Actually I'd do better under 9-9-9, but I'm not under any illusion that it could pass. Romney's plan eliminates taxes on capital gains and dividends for the middle class. The chief "complaint" is that the middle class realize very little of these types of income. This is actually a feature of the plan. People would shift their saving habits given the new incentive and it would cost the government very little in lost revenue for them to do so.

The problem with the analysis is that the middle class has alternatives (Retirement and Education accounts) that eat up most of their savings. Given the alternative Romney offers, I'd expect shifts from these specialized accounts to general investment accounts, all at very little cost to the government.

I would certainly ditch my 401k with it's ridiculous 2-3% expense ratios in favor of an account I could run myself for under 1%.

Friday, October 21, 2011

Student Loans For "Useless" Degrees

One of my favorite right of center pundits, Josh Barro says:

These are not people who got screwed. These are people who have gainful employment available to them and made follow-your-dreams life choices that reduce their incomes. That’s their prerogative; it’s not anybody else’s problem.
This is true, but the "following your dreams" part is not the bad part. Everyone who is capable of making money doing what they love and are best at should do that. What's dumb is to go into a huge amount of debt for an advanced degree that doesn't result in a suitably large change in income over a more basic or general degree.

Thursday, October 6, 2011

Would Occupy Wall Street Protesters Understand What They Want?

To put it succinctly, I think they want policy that is not so supportive of rentiers. This means reduced copyright and patent protection, reduced licensing, and elimination regulations and tariffs that only serve to reduce competition and enrich the few. In addition they should ask for monetary policy that is not so afraid of inflation. These things would increase employment and decrease income inequality.

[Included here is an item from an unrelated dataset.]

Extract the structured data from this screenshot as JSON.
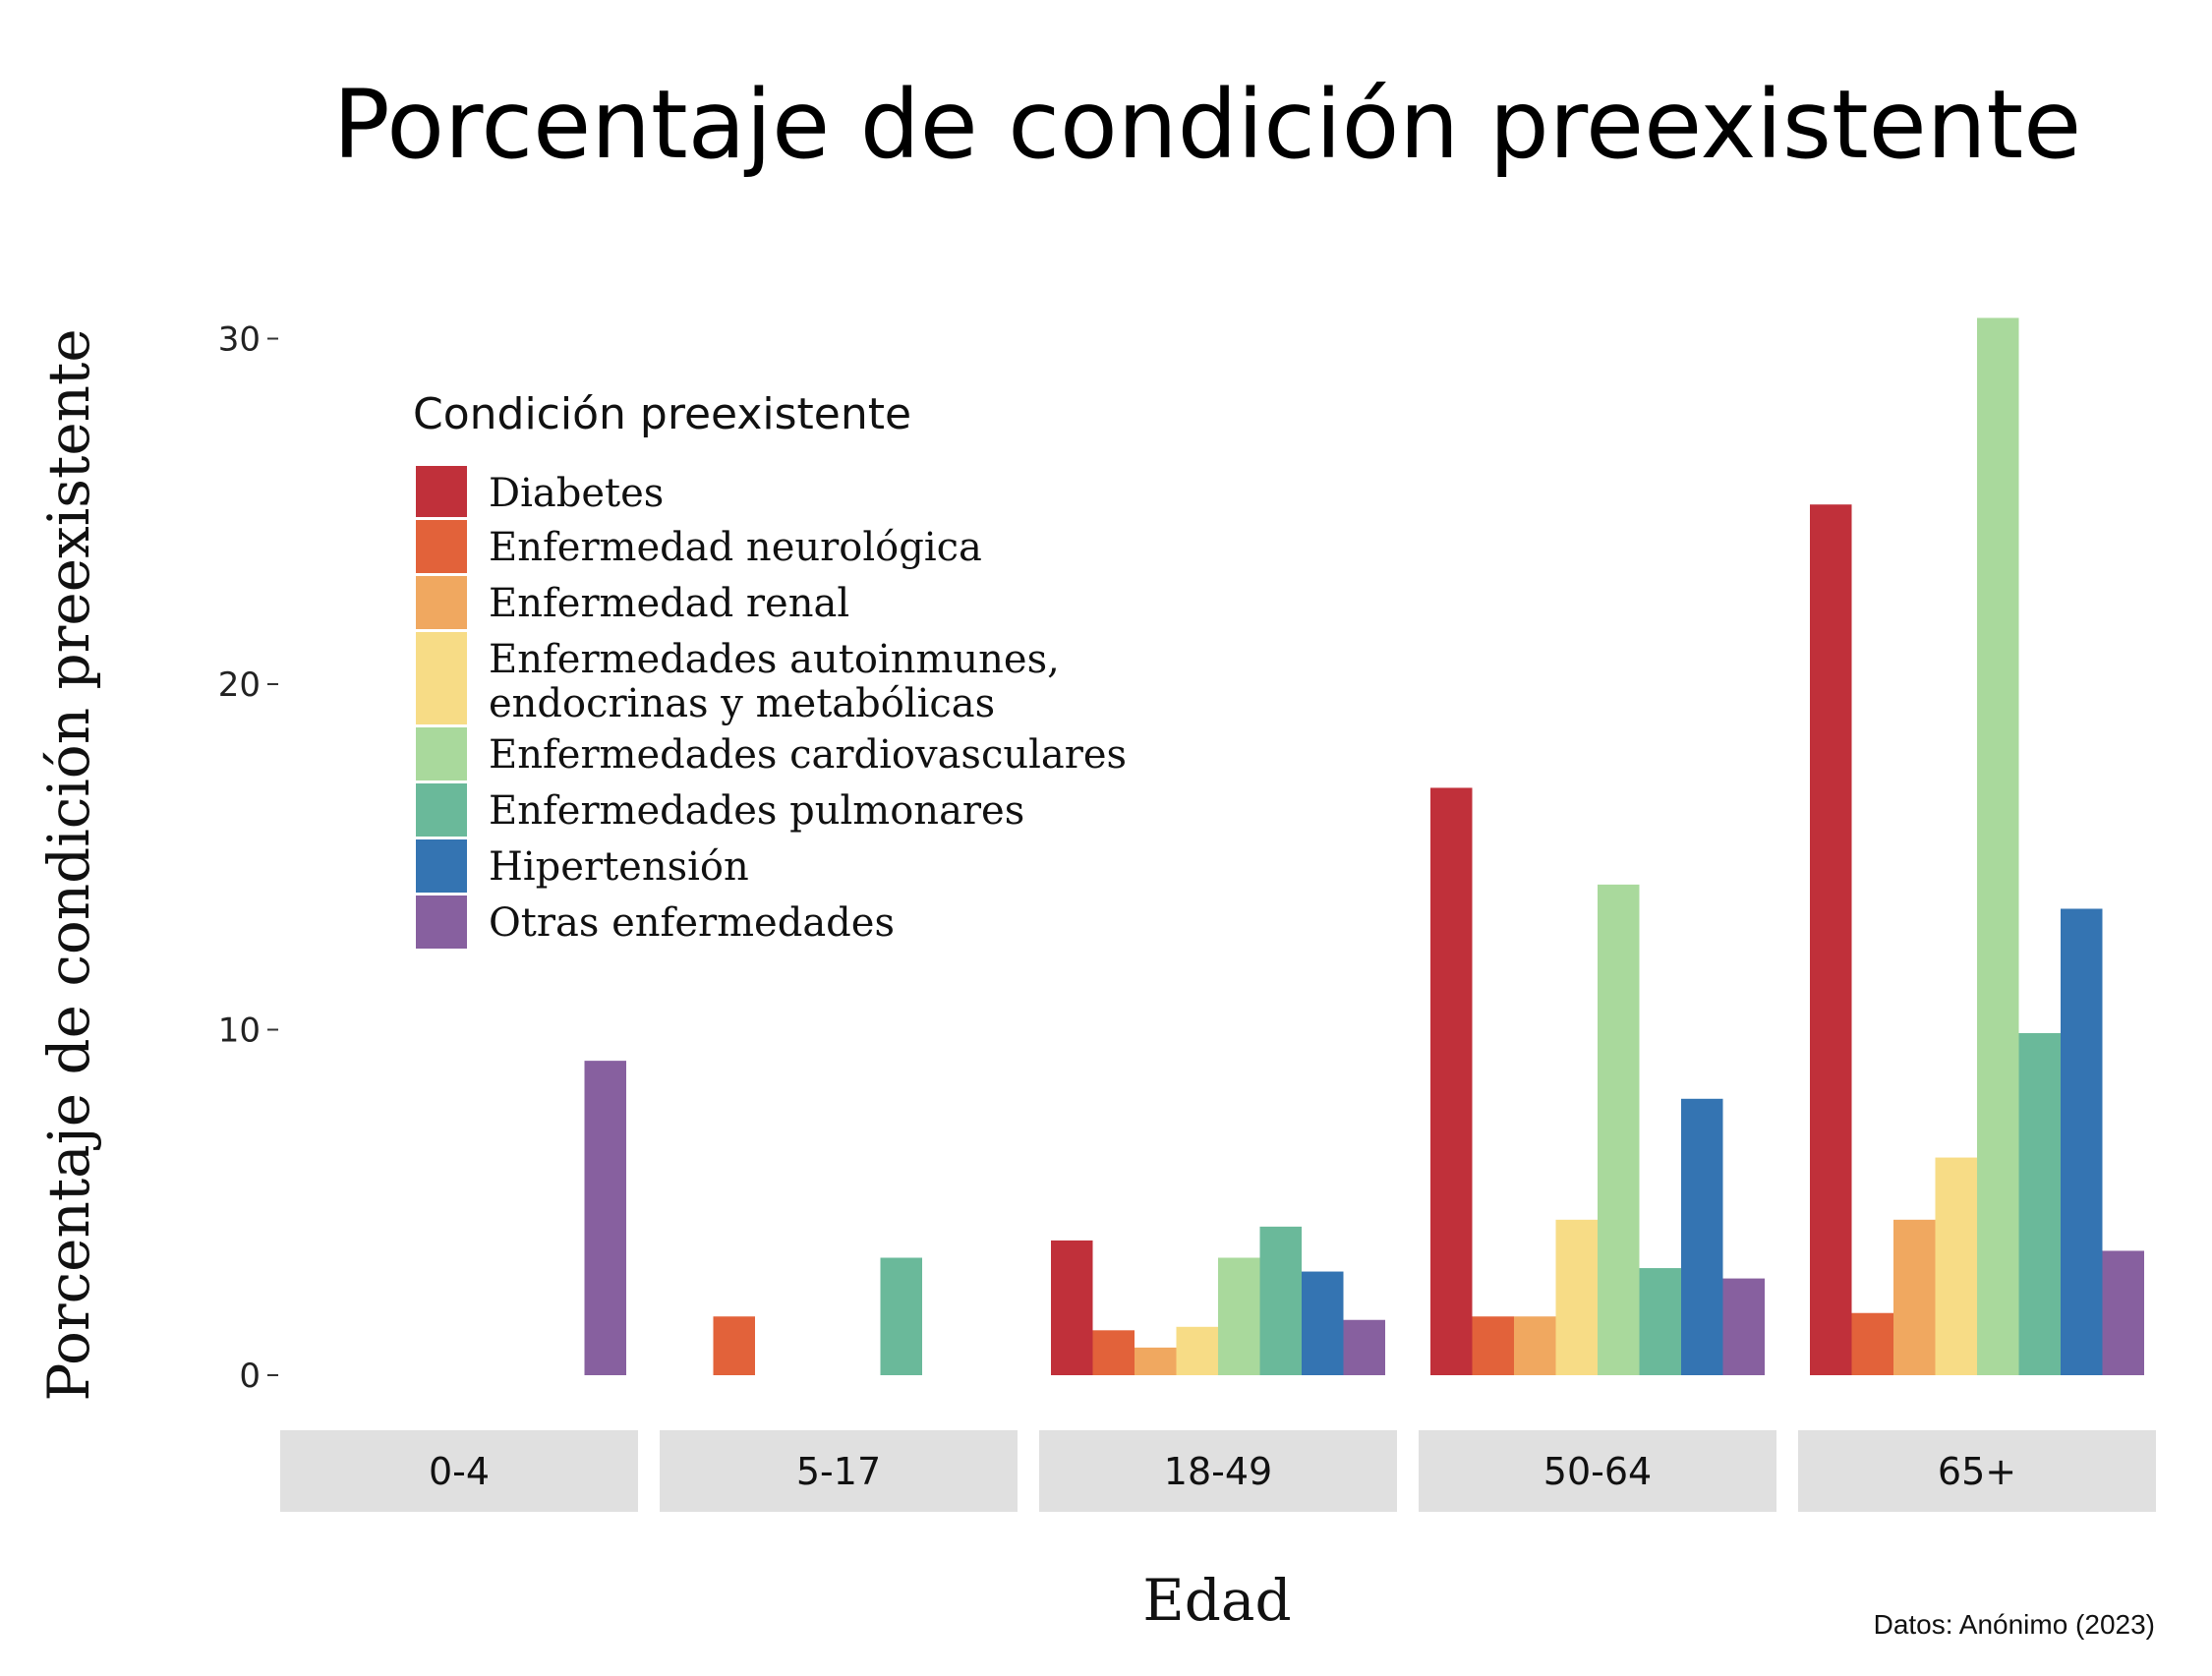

What they'll get instead is populist lip service on higher taxes for the 1% and "getting money out of politics".

Wednesday, October 5, 2011

Fire Your Bank: OMG Edition

Some time ago I fired my bank, Wells Fargo. The reason was twofold:

1) TARP - Instead of complaining about cronyism and the moral hazard of FDIC and bailouts, I decided to put my money in a bank that did not need a bailout.

2)The Fee Dance - I managed to avoid (most) fees by carefully paying attention to account types, minimums and add-ons. My father, who lives in Canada, decided to open a U.S. account to link to Paypal and did not pay attention to these details. They charged fees for "services" that cleaned out his initial 150 dollar deposit in less than 6 months, before he even had a chance to look at the account balance. Instead of whining about fees and carefully maintaining balances and watching for fee hikes, I just went to a bank with no fees on an interest bearing checking account, oddly enough there are plenty of these around.

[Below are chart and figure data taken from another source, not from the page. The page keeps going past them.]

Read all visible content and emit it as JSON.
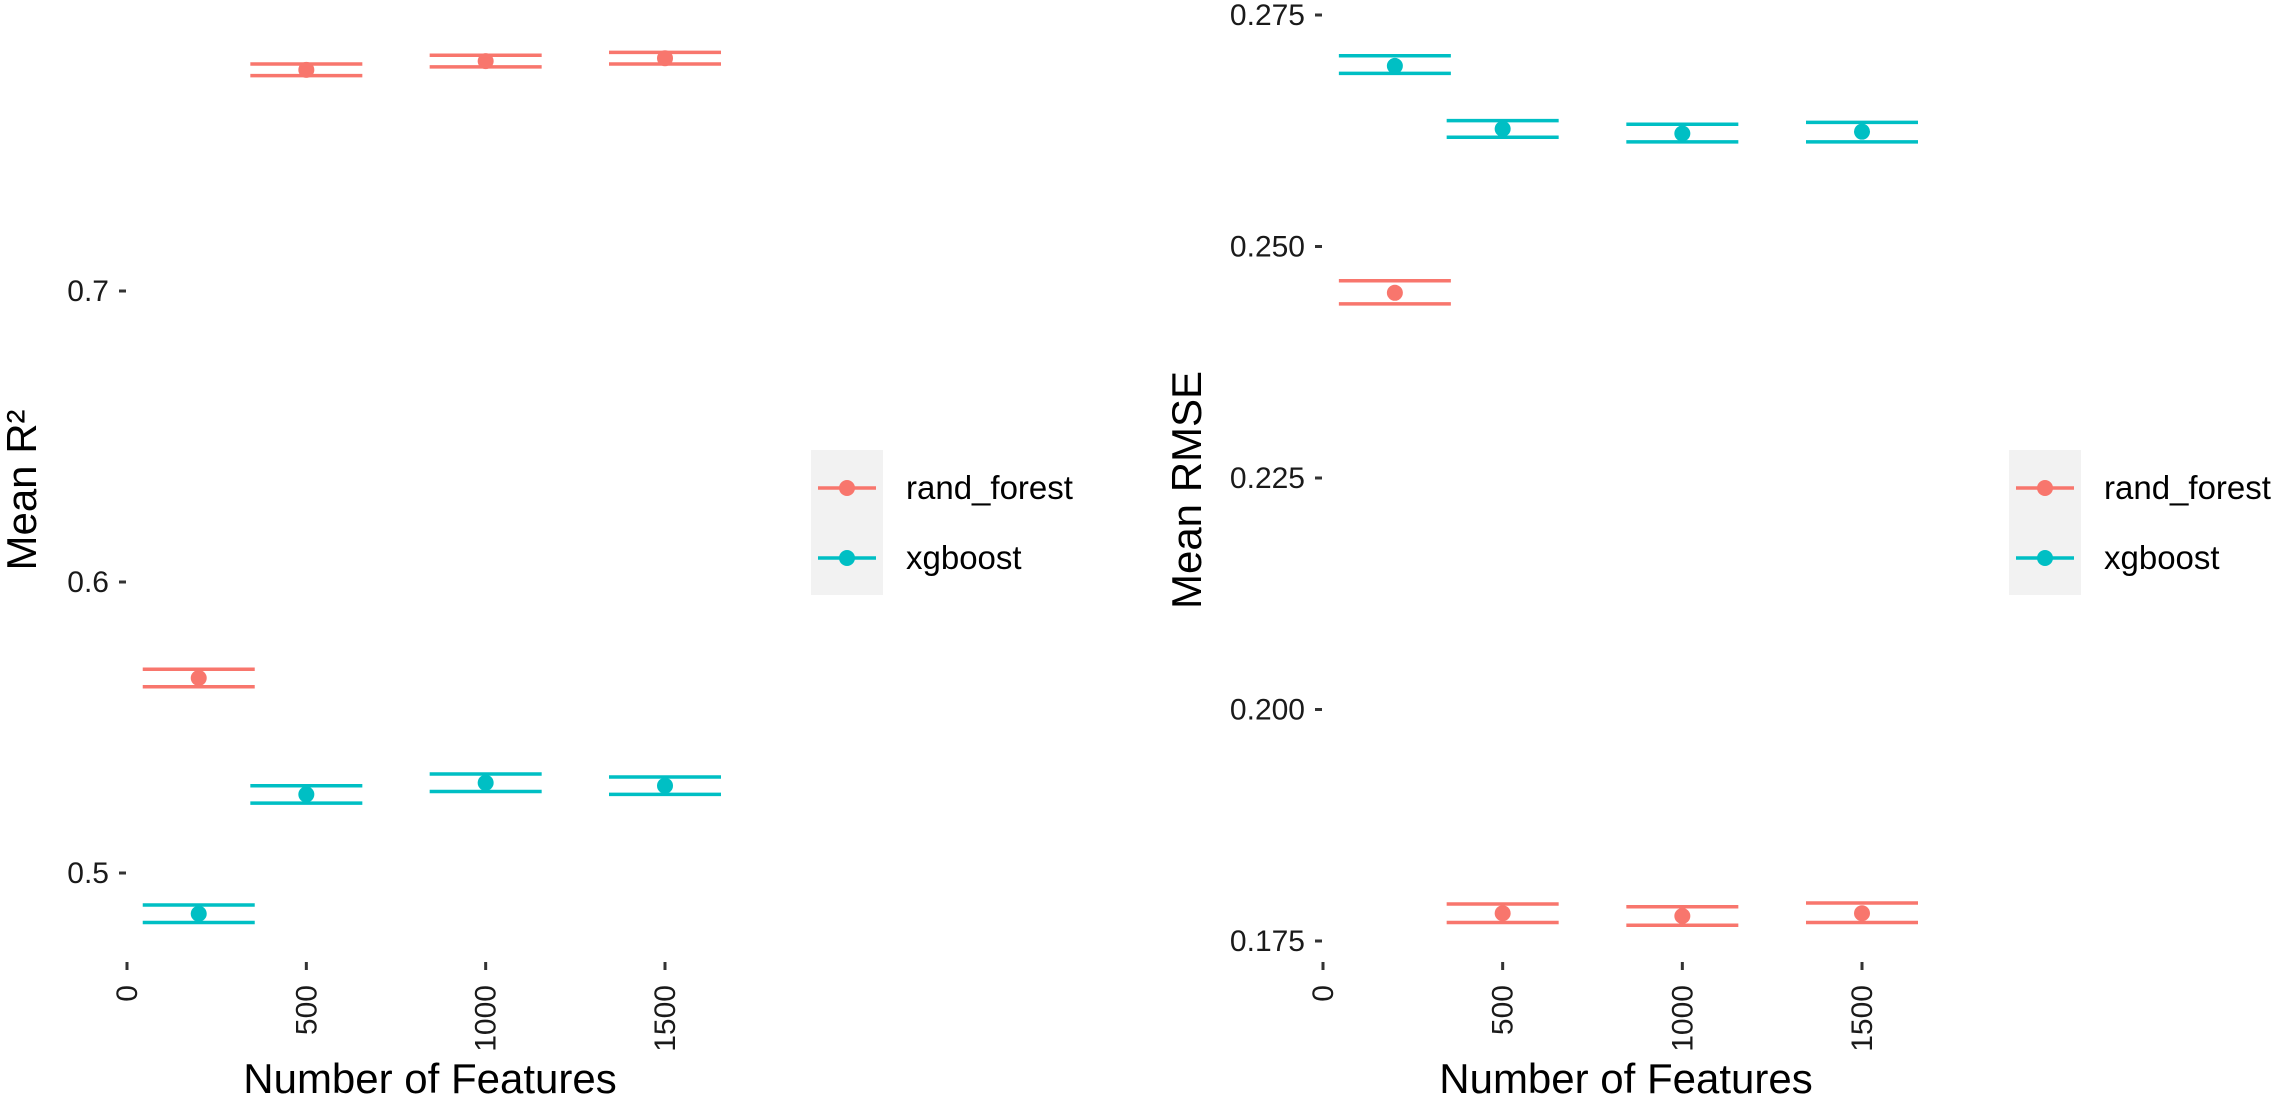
{
  "chart_data": [
    {
      "type": "scatter",
      "title": "",
      "xlabel": "Number of Features",
      "ylabel": "Mean R²",
      "xlim": [
        0,
        1500
      ],
      "xticks": [
        "0",
        "500",
        "1000",
        "1500"
      ],
      "ylim": [
        0.472,
        0.85
      ],
      "yticks": [
        "0.5",
        "0.6",
        "0.7"
      ],
      "grid": false,
      "legend": "right",
      "series": [
        {
          "name": "rand_forest",
          "color": "#F8766D",
          "points": [
            {
              "x": 200,
              "y": 0.567,
              "ymin": 0.564,
              "ymax": 0.57
            },
            {
              "x": 500,
              "y": 0.776,
              "ymin": 0.774,
              "ymax": 0.778
            },
            {
              "x": 1000,
              "y": 0.779,
              "ymin": 0.777,
              "ymax": 0.781
            },
            {
              "x": 1500,
              "y": 0.78,
              "ymin": 0.778,
              "ymax": 0.782
            }
          ]
        },
        {
          "name": "xgboost",
          "color": "#00BFC4",
          "points": [
            {
              "x": 200,
              "y": 0.486,
              "ymin": 0.483,
              "ymax": 0.489
            },
            {
              "x": 500,
              "y": 0.527,
              "ymin": 0.524,
              "ymax": 0.53
            },
            {
              "x": 1000,
              "y": 0.531,
              "ymin": 0.528,
              "ymax": 0.534
            },
            {
              "x": 1500,
              "y": 0.53,
              "ymin": 0.527,
              "ymax": 0.533
            }
          ]
        }
      ]
    },
    {
      "type": "scatter",
      "title": "",
      "xlabel": "Number of Features",
      "ylabel": "Mean RMSE",
      "xlim": [
        0,
        1500
      ],
      "xticks": [
        "0",
        "500",
        "1000",
        "1500"
      ],
      "ylim": [
        0.172,
        0.275
      ],
      "yticks": [
        "0.175",
        "0.200",
        "0.225",
        "0.250",
        "0.275"
      ],
      "grid": false,
      "legend": "right",
      "series": [
        {
          "name": "rand_forest",
          "color": "#F8766D",
          "points": [
            {
              "x": 200,
              "y": 0.245,
              "ymin": 0.2438,
              "ymax": 0.2463
            },
            {
              "x": 500,
              "y": 0.178,
              "ymin": 0.177,
              "ymax": 0.179
            },
            {
              "x": 1000,
              "y": 0.1777,
              "ymin": 0.1767,
              "ymax": 0.1787
            },
            {
              "x": 1500,
              "y": 0.178,
              "ymin": 0.177,
              "ymax": 0.1791
            }
          ]
        },
        {
          "name": "xgboost",
          "color": "#00BFC4",
          "points": [
            {
              "x": 200,
              "y": 0.2695,
              "ymin": 0.2687,
              "ymax": 0.2706
            },
            {
              "x": 500,
              "y": 0.2627,
              "ymin": 0.2618,
              "ymax": 0.2636
            },
            {
              "x": 1000,
              "y": 0.2622,
              "ymin": 0.2613,
              "ymax": 0.2632
            },
            {
              "x": 1500,
              "y": 0.2624,
              "ymin": 0.2613,
              "ymax": 0.2634
            }
          ]
        }
      ]
    }
  ]
}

When I see this story, the part that makes me sick is not the fact that he said they have a "right to make a profit". It's the part about "populist rage". The solution to this fee problem is easy: take your business elsewhere!

Stop being a doorstop for giant banks that assume you're too lazy to fire them. Search for "fire your bank" for more info and to get started on finding a better bank near you.

Tuesday, September 6, 2011

Acceptable Fiscal Stimulus?

A proposal we're not hearing very much any more is state and local pension buyouts. The federal government should offer to buy out state and local pension obligations (short term stimulus because more teachers and fire fighters will keep their jobs) in exchange for all new employees being put on defined contribution retirement plans (long term budget fix). It's bipartisan and it will work.

Thursday, August 4, 2011

The Focus Need Not Be on Fiscal Policy or Lack Thereof

Ken Rogoff explains what the real problem is here.

It is a big mistake to say the Fed is out of ammunition when short term rates are 0. The Fed can purchase anything it wants. QE1 and QE2 were simply the purchase of longer term U.S. government bonds. What Bernanke really should do is commit to QE3 for an indefinite period until we've returned prices to trend. This means, and yes I know this is scary for bond holders (but so is default), higher than 2% inflation in the short term.